Wah wah wahhhhhhh.
Blah blah blaaaaaah.
Boooooo freaking hooooo.
Yeah, I’ve heard it, too. All the whining, crying, complaining, huffing and puffing around here. It’s been a bit of a shit show, hasn’t it? I’ve lost that lovin’ feeling, haven’t I?
[Sheepish smile. Shy, hopeful eyes. Open arms, offering an "I'm sorry" hug...]
Well, don’t you worry. I gave myself a talking-to.
In other words: “Hannah, shut up!”
That’s what I said to myself multiple times yesterday, even leading up to last night’s yoga class. Actually, a little profanity slipped its way in there, too. Sacrilege! Swearing in yoga class! (Truth? I curse left and right in my head all fucking day, on the mat and off.)
But really. Enough.
My life, in all its craziness, is not THAT bad. Come on now.
My job has taken off like fireworks on the 4th of July. The items on my to-do list are diverse, interesting, challenging, and more unique than ever before. The relationships I’ve spent the last year and a half making with coworkers around the world finally feel real, comfortable, strong. The stories I’ve heard, from colleagues in Dubai, Seoul, Paris, Shanghai, and Abu Dhabi, are fascinating and funny and eye-opening. This is a good job, a good place for me right now, in this strange stage of my career. Must I really waste energy bitching about it, just because I’ve been entrusted with new responsibilities?
My friends continue to offer support, encouragement, care, and a listening ear, even though they’re as beleaguered as I am come day’s end. Whether through e-mails or Facebook posts or text messages or comments on this here blog, the sentiment is the same: They are thinking of me. I am loved. They are proud. We are all trying our very best. Why indulge in any thought regarding these precious relationships other than, “I am blessed“?
This yoga practice—what would I do with out it? Really. How dare I berate the very thing that’s given me so very much? I had my yoga when I had nothing else, when I was broken and stripped bare and seemingly beyond hope. I am a little ashamed, embarrassed even, at my lack of gratitude lately, at my indifference, my resentment.
And Boston—my Boston. Each evening, I drive back int0 its skyline, murmering a little hello, as I wind through its cluttered, chaotic streets, horns honking, sirens squealing, my stereo turned up high. I can feel the city wrapping me in its cold, steeled arms; but, it is a gentle, loving embrace, a welcoming home.
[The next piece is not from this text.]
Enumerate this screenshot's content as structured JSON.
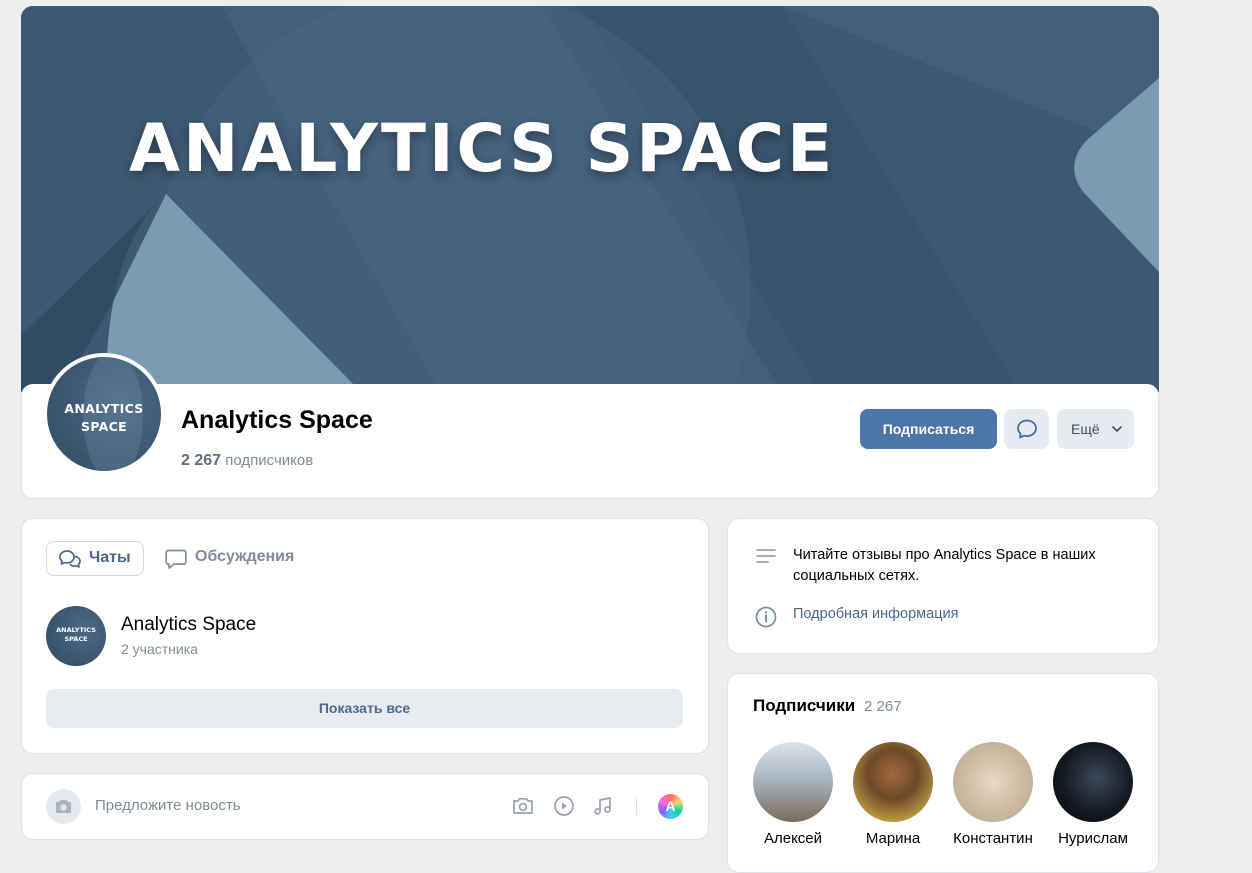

I have a good friend who’s asked me to help with an amazing project—and, in doing so, has offered me an incredible opportunity. One of my dearest friends is newly engaged. I’m going to meet a slew of Boston bloggers in December. My two favorite holidays are on the horizon. This weekend, I get to drive south to Pennsylvania and visit my family.
Life is great.
I have not forced myself to do this in quite some time—to pause and to practice thanks. I’d like to think I give myself regular reality checks. These last few weeks? Not so much. Somehow, I’ve settled for wailing and wallowing. God love you all for putting up with it.
Change is here, though, friends. Don’t worry.
You want proof? It’s okay—I would, too.
Yesterday, I made it to the 4:30 p.m. class for the first times in ages. Day 8, ready to be conquered. I arrived roughly 20 minutes early, threw down my mat, then proceeded to get ready for class, wander around the studio, talk to a few regulars and teachers. With about five minutes until class began, I went back into the hot room. Only to find it absolutely packed with yogis. Like only two inches between each other’s mats kind of packed. And nearly a quarter of them were newbies.
Uh oh, I thought. This could be brutal. The panic began to mount. My stomach rumbled a little. My gaze drifted rapidly back and forth over the room. My mind started churning up the negative, doubtful thoughts. And then, I looked into my eyes in the mirror and remembered.
Shut up, Hannah.
Inspiring words, huh?
But, it worked. I proceeded to rock my way through a ridiculously humid and intense 90 minutes, without breaking concentration once, without skipping a single command in the dialogue, even when the mirrors steamed up so badly I could no longer see my reflection. I just worked.
And when I laid in savasana afterwards, absolutely bathed in sweat and grinning, I thought: Nothing is ever as bad as I allow it to be in my head.
Now, I know I’m a fool most of the time.
But, come on—those words, that truth, is quite inspiring indeed.